In questo contesto, unico settore in controtendenza è la farmaceutica, con una crescita attesa del 4,2%, mentre per gli altri le prospettive sono all’insegna di una flessione, moderata per alimentare e bevande (-4,4%) e largo consumo (-10,1%), più intensa per sistema moda (-18,6%), meccanica (-18,8%), elettrodomestici (-22,1%) e autoveicoli e moto (-25,9%). Buone notizie, però, per l’anno prossimo, quanto è previsto un significativo rimbalzo, con una crescita del fatturato pari al 5,3% (a prezzi costanti). Ampliando l’arco temporale al triennio 2022-2024 l’attività manifatturiera proseguirà lungo un percorso di graduale recupero, a ritmi di poco inferiori al 3% medio annuo. La crisi, secondo il rapporto, avrà impatti sulla redditività manifatturiera ma meno intensi rispetto al 2009.
“L’industria italiana, così come l’intera economia mondiale, sta vivendo una fase di profonda crisi economica. La gestione dell’emergenza può, e deve, essere l’occasione per accelerare i processi di trasformazione, in particolare nell’ambito della sostenibilità ambientale e della digitalizzazione della nostra economia”, ha spiegato Gregorio De Felice, Chief Economist di Intesa Sanpaolo secondo il quale “dopo questa crisi sanitaria, che ha permesso di verificare i vantaggi delle nuove tecnologie (dal controllo non tradizionale delle fabbriche, alle vendite online, allo smart working), occorre accelerare sul fronte della digitalizzazione con uno sforzo congiunto delle imprese, anche quelle di minori dimensioni”.

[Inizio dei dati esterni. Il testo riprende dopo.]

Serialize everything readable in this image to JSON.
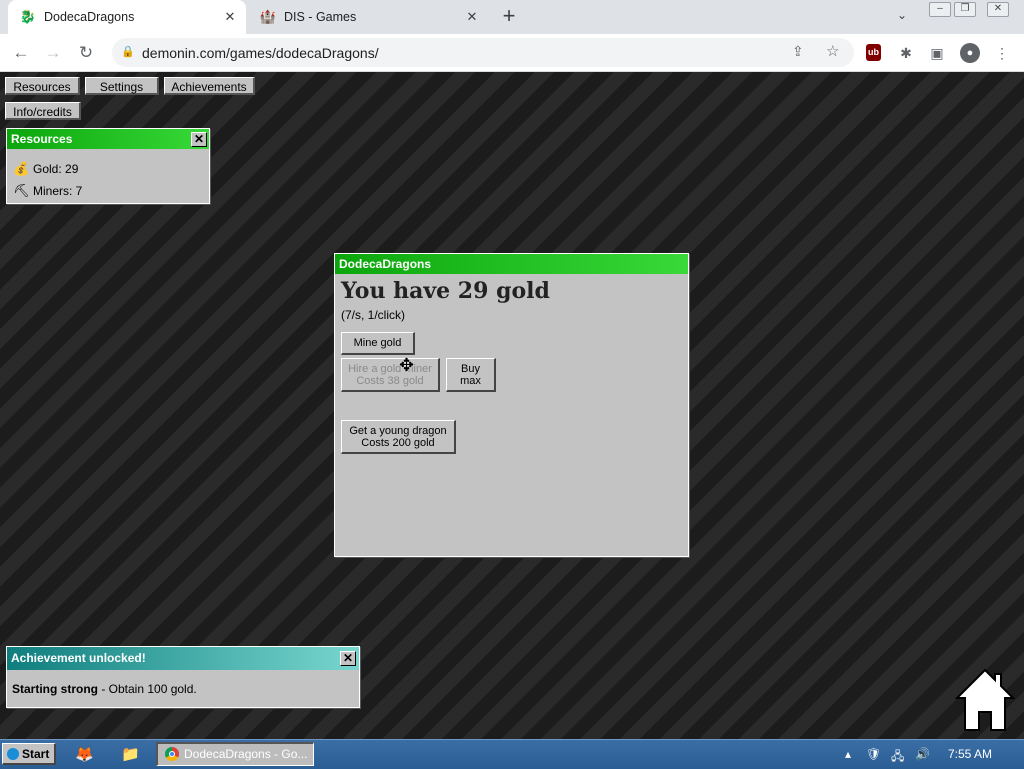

Per Alessandra Lanza, senior partner di Prometeia, “la crisi internazionale potrebbe accelerare processi di near-shoring, già avviati per alcuni settori, al fine di garantire i cicli di fornitura anche nel caso di nuovi fenomeni epidemici e di contenere i rischi connessi a una produzione frammentata su scala globale. Ciò potrebbe – ha spiegato – da un lato, offrire vantaggi competitivi per il tessuto manifatturiero italiano, con un potenziale guadagno di quote di mercato nei settori attualmente più esposti alla concorrenza dei produttori asiatici. Dall’altro però implicherebbe anche per le imprese italiane pressioni sui margini e la necessità di investire in R&D e in miglioramenti di efficienza”.